Most of the data from IPUMS, including IPUMS USA, are samples. The American Community Survey (ACS), for example, is a survey of a sample of U.S. households—not all households or individuals in the United States respond to the ACS. Sampled households are selected via a non-random process that has a complex geographic design. The sampling method also over-samples some types of people based on characteristics, such as race. Each person, and each household, in the ACS, therefore, has a different probability of being in the sample, and each person and household in the ACS represent a different number of people in the population. Sampling weights correct for the non-random probability of being in the ACS. When you apply sampling weights to your analysis of ACS data, you can obtain estimates of different statistics (such as averages or regression coefficients) that are representative of the entire U.S. population, rather than being representative of the non-random ACS sample.
Household weights, like HHWT, and person weights, like PERWT, work in essentially the same way described above. When you conduct data analysis of household-level variables (such as household income or the household’s geographic location), you need to use household weights. When you conduct data analysis of person-level variables (such as personal income or unemployment), you need to use person weights.
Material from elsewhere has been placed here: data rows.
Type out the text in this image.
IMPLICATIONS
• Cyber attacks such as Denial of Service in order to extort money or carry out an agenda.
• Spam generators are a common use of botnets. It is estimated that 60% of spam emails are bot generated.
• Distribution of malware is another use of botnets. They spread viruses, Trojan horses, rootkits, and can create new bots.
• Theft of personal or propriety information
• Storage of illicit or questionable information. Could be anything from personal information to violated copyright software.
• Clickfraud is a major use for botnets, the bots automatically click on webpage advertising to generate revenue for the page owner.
The exception to this rule is when analyzing one of the “flat” or unweighted IPUMS samples. Flat IPUMS USA samples include the 1% samples from 1850-1930, all samples from 1960, 1970, and 1980, the 1% unweighted samples from 1990 and 2000, the 10% 2010 sample, and any of the full count 100% census datasets. In these “flat” samples, the PERWT and HHWT values will be the same for everyone in the sample. So, the use of these variables is only necessary when estimating population counts of individuals who meet a given set of characteristics.
When using ACS data, replicate weights are necessary to estimate empirically derived standard errors or confidence intervals. Point estimates will be the same when using replicate weights versus using PERWT or HHWT. You can read more about what replicate weights are and how to use them here.
Stata’s svy suite of commands can be useful when implementing weights in Stata. You can also set weights in other ways. Try typing “help [command]” into the console and searching the help document for “weight” to see how to incorporate weights into a given command or line of code.